I think the major unanswered question is how reliable do we think the machine is? 50%? 100%? I think the most interesting scenario is one where we are convinced that the machine actually predicts the future and always predicts correctly, so I’ll continue with that assumption in mind.

From one point of view, we have no reason not to take both boxes, since we can’t alter the machine’s prediction now, it’s already happened. I think however that this undermines my premise. Choosing both boxes only makes sense if we don’t actually believe the machine predicts the future.

One would be tempted to say "alright, then I will choose only box B, as the machine will have predicted that and I will get lots of money. If I were to choose both boxes, the machine would have predicted that too, and I would get much less money.

My argument is that both answers are wrong in a sneaky way: assuming an actual perfect predictor, my answer is box B only.

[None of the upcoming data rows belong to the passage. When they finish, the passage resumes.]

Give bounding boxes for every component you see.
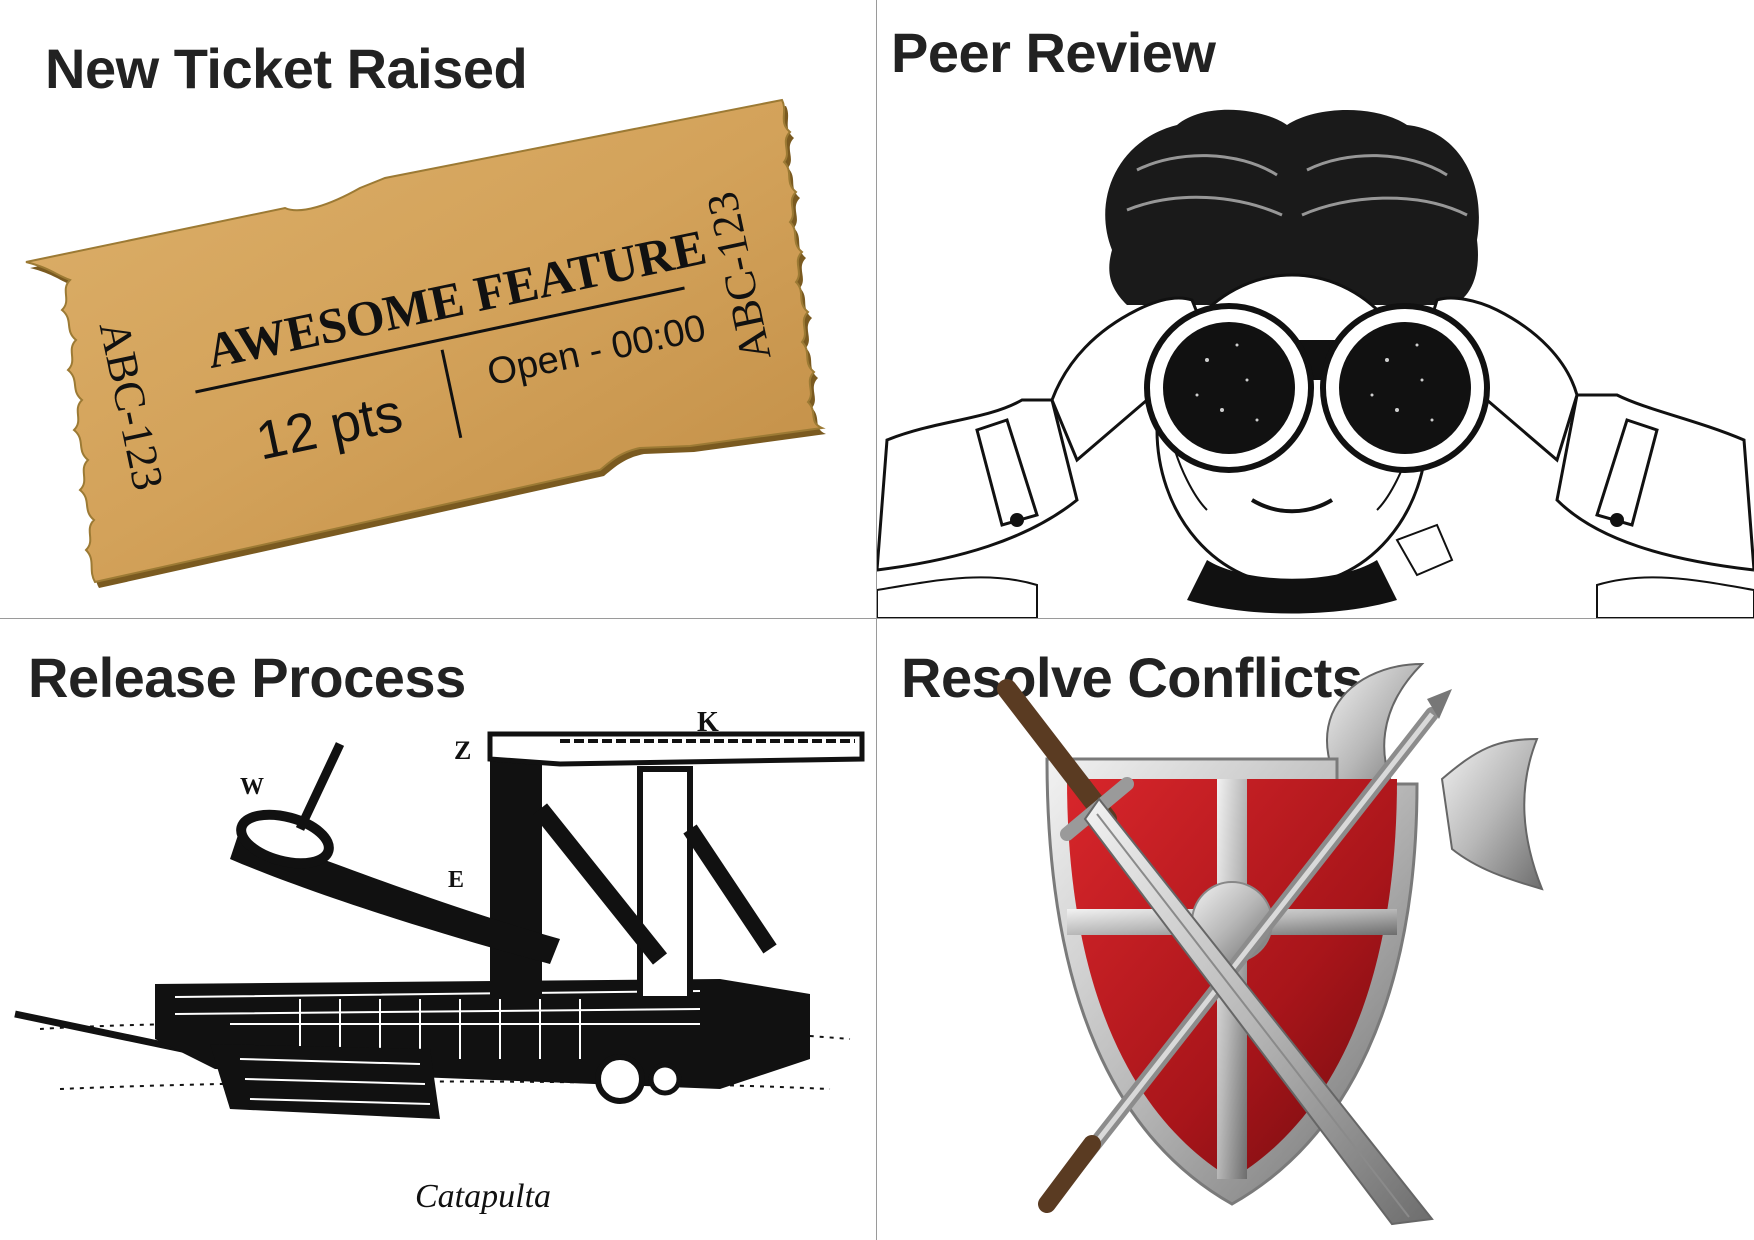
catapult-illustration: K Z W E Catapulta: [14, 707, 865, 1215]
ticket-illustration: AWESOME FEATURE 12 pts Open - 00:00 ABC-…: [25, 98, 826, 588]
gear-right: [648, 1062, 682, 1096]
catapult-caption: Catapulta: [415, 1178, 551, 1215]
catapult-crossbar: [487, 731, 865, 767]
label-z: Z: [454, 736, 471, 765]
binoculars-illustration: [877, 109, 1754, 618]
gear-left: [595, 1054, 645, 1104]
label-w: W: [240, 774, 264, 800]
label-e: E: [448, 867, 464, 893]
panel-release-process: Release Process K Z W E Catapulta: [0, 619, 876, 1240]
label-k: K: [697, 707, 719, 738]
panel-new-ticket: New Ticket Raised AWESOME FEATURE 12 pts…: [0, 0, 876, 618]
shield-illustration: [997, 662, 1544, 1226]
panel-peer-review: Peer Review: [877, 0, 1754, 618]
right-sleeve: [1555, 393, 1754, 572]
left-sleeve: [877, 398, 1079, 572]
panel-resolve-conflicts: Resolve Conflicts: [877, 619, 1754, 1240]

However, the important part here is that this will not be, in fact, a choice. The result was already determined ahead of time, so I really only had that one option.

Both! Critically, the contents of box B depend on the machine’s prediction, not on whether it was correct or not (i.e. not on your subsequent choice). So it’s effectively a 50/50 coin toss and irrelevant to the decision-making process. Let’s break down the possibilities:

Machine predicts I take B only, box B contains $1B:

• I take B only - I get $1B.
• I take both - I get $1.001B

Machine predicts I take both, box B is empty:

• I take B only - I get nothing.
• I take both - I get $1M.

Regardless of what the machine predicts, taking both boxes produces a better result than taking only B. The question can be restated as “Do you take $1M plus a chance to win $1B or would you prefer $0 plus the same chance to win $1B?”, in which case the answer becomes intuitively obvious.

I’ll abstract the problem a tiny bit:

• a = the prize in box A
• ka = the potential prize in box B; i.e. “k times larger than a”
• p = the odds of a false positive. That is, the odds that you pick box B only and it got nothing, because dumb machine assumed that you’d pick A too.
• n = the odds of a false negative. That is, the odds that you pick A+B and you get the prize in B, because the machine thought that you wouldn’t pick A.

So the output table for all your choices would be:

1. pick nothing: 0
2. pick A: a
3. pick B: (1-p)ka
4. pick A+B: a + nka

Alternative 4 supersedes 1 and 2, so the only real choice is between 3 (pick B) or 4 (pick A+B).

You should pick A+B if a + nka > (1-p)ka. This is a bit messy, so let’s say that the odds of a false positive are the same as the odds of a false negative; that is, n=p. So we can simplify the inequation into

• a + nka > (1-n)ka // subbing “p” with “n”
• 1 + nk > (1-n)k // divided everything by a
• 1 + nk - (1-n)k > 0 // changed sides of a term
• 1 + 2nk -k > 0 // some cleaning
• n > (k-1)/2k // isolating the junk constant

In OP’s example, k=1000, so n > (1000-1)/(2*1000) → n > 999/2000 → n > 49.95%.

So you should always pick B. And additionally, pick A if the odds that the machine is wrong are higher than 49.95%; otherwise just B.

Note that 49.95% is really close to 50% (a coin toss), so we’re actually dealing with a machine that can actually predict the future somewhat reliably, n should be way lower, so you’re probably better off picking B and ignoring A.

Box A only because ain’t nobody got time for any “Paradox” BS & daddy’s got bills to pay. Trick someone else with all that Time Travel nonsense!